= Corneille Stroobant =

Corneille Stroobant (1811–1890) was a Belgian priest-scholar with a particular interest in local history and genealogy. He was a brother of Eugène Edouard Stroobant, member of the Belgian Chamber of Representatives and Flemish author.

==Life==
Stroobant was born in Turnhout on 6 November 1811, and studied at a secondary school there. He enrolled in the Archdiocesan Major Seminary, Mechelen, on 2 September 1833, and on 2 May 1836 was appointed to teach in the minor seminary in Hoogstraten. From 1845 to 1879 he was a missionary in Derby, England.
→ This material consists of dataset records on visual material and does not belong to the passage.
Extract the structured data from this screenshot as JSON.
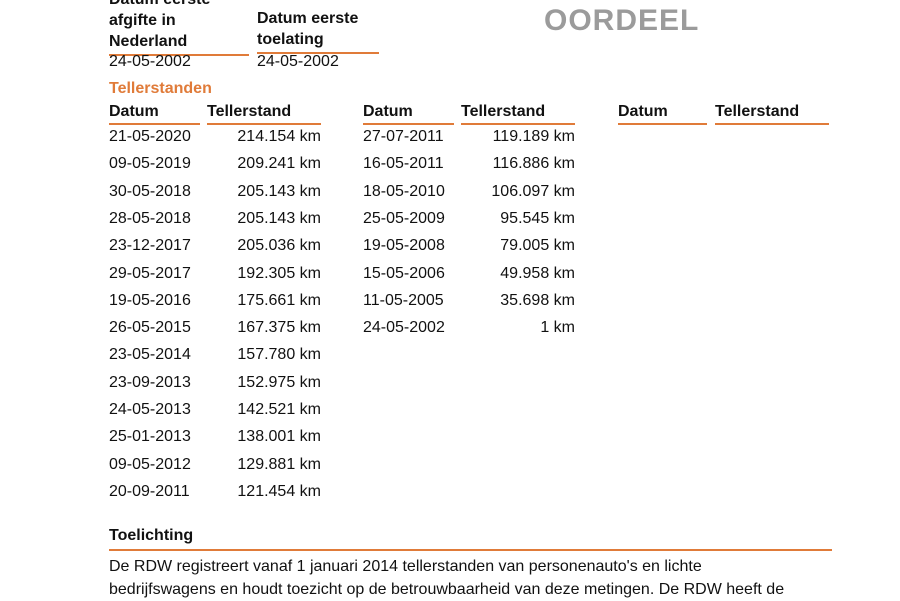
{
  "watermark": "OORDEEL",
  "first_issue": {
    "label_line1": "Datum eerste",
    "label_line2": "afgifte in",
    "label_line3": "Nederland",
    "value": "24-05-2002"
  },
  "first_admission": {
    "label_line1": "Datum eerste",
    "label_line2": "toelating",
    "value": "24-05-2002"
  },
  "tellerstanden": {
    "title": "Tellerstanden",
    "col_date": "Datum",
    "col_reading": "Tellerstand",
    "column1": [
      {
        "date": "21-05-2020",
        "km": "214.154 km"
      },
      {
        "date": "09-05-2019",
        "km": "209.241 km"
      },
      {
        "date": "30-05-2018",
        "km": "205.143 km"
      },
      {
        "date": "28-05-2018",
        "km": "205.143 km"
      },
      {
        "date": "23-12-2017",
        "km": "205.036 km"
      },
      {
        "date": "29-05-2017",
        "km": "192.305 km"
      },
      {
        "date": "19-05-2016",
        "km": "175.661 km"
      },
      {
        "date": "26-05-2015",
        "km": "167.375 km"
      },
      {
        "date": "23-05-2014",
        "km": "157.780 km"
      },
      {
        "date": "23-09-2013",
        "km": "152.975 km"
      },
      {
        "date": "24-05-2013",
        "km": "142.521 km"
      },
      {
        "date": "25-01-2013",
        "km": "138.001 km"
      },
      {
        "date": "09-05-2012",
        "km": "129.881 km"
      },
      {
        "date": "20-09-2011",
        "km": "121.454 km"
      }
    ],
    "column2": [
      {
        "date": "27-07-2011",
        "km": "119.189 km"
      },
      {
        "date": "16-05-2011",
        "km": "116.886 km"
      },
      {
        "date": "18-05-2010",
        "km": "106.097 km"
      },
      {
        "date": "25-05-2009",
        "km": "95.545 km"
      },
      {
        "date": "19-05-2008",
        "km": "79.005 km"
      },
      {
        "date": "15-05-2006",
        "km": "49.958 km"
      },
      {
        "date": "11-05-2005",
        "km": "35.698 km"
      },
      {
        "date": "24-05-2002",
        "km": "1 km"
      }
    ]
  },
  "toelichting": {
    "title": "Toelichting",
    "line1": "De RDW registreert vanaf 1 januari 2014 tellerstanden van personenauto's en lichte",
    "line2": "bedrijfswagens en houdt toezicht op de betrouwbaarheid van deze metingen. De RDW heeft de"
  },
  "colors": {
    "accent": "#e07b39",
    "watermark": "#9b9b9b"
  }
}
In retirement he lived in Brussels and dedicated his time to further research, publishing numerous articles in the Annales de l'Académie Royale d'Archéologie de Belgique and in the Mélanges bibliographiques inédits. He died in Brussels on 20 October 1890 and was buried in his family's vault in Wemmel.

==Works==
- Notice historique et généalogique sur les seigneurs d'Oisquercq et de Val (1848)
- Notice sur la fondation de la première messe dans l'église paroissiale de Hal-Notre-Dame (1849)
- Notice historique et généalogique sur les seigneurs de Braine-le-Château et Haut-Ittre (1849)
- Notice historique et généalogique sur les seigneurs de Tyberchamps (1851)
- Notices sur les quatre anciennes vicomtés de Hollande (1853)
- Histoire de la commune de Virginal (1853)
- Histoire de la commune de Feluy (1858)

==Memberships==

Corneille Stroobant was a member of numerous historical and literary learned societies: the Société pour l’Émancipation intellectuelle, Brussels; Tael- en letterlievend Genootschap De Dageraed, Turnhout (1843); Académie d’Archéologie de Belgique, Antwerp (1843); Nederduitsch Tael- en Letterkundig Genootschap, Brussels (1843); Leuvensch Tael- en Letterlievend Genootschap, Leuven (1844); Société Académique de Cherbourg (1847); Sociedad Arqueolójica Española, Madrid (1849); Société des Sciences, des Arts et des Lettres du Hainaut, Mons (1850); Historisch Genootschap, Utrecht (1851 en 1857); British Academy of Universal Industry, Science and Arts, London (1851); Académie Belge d’Histoire et de Philologie, Antwerp (1851); Société historique et archéologique à Maestricht, Maastricht (1854); Société des Antiquaires de l’Ouest, Poitiers (1854); Société des Archivistes de France, Paris (1855); Société d’Histoire et des Beaux-Arts de la Flandre maritime de France, Bergues (1856); Société scientifique et littéraire du Limbourg, Tongeren (1858).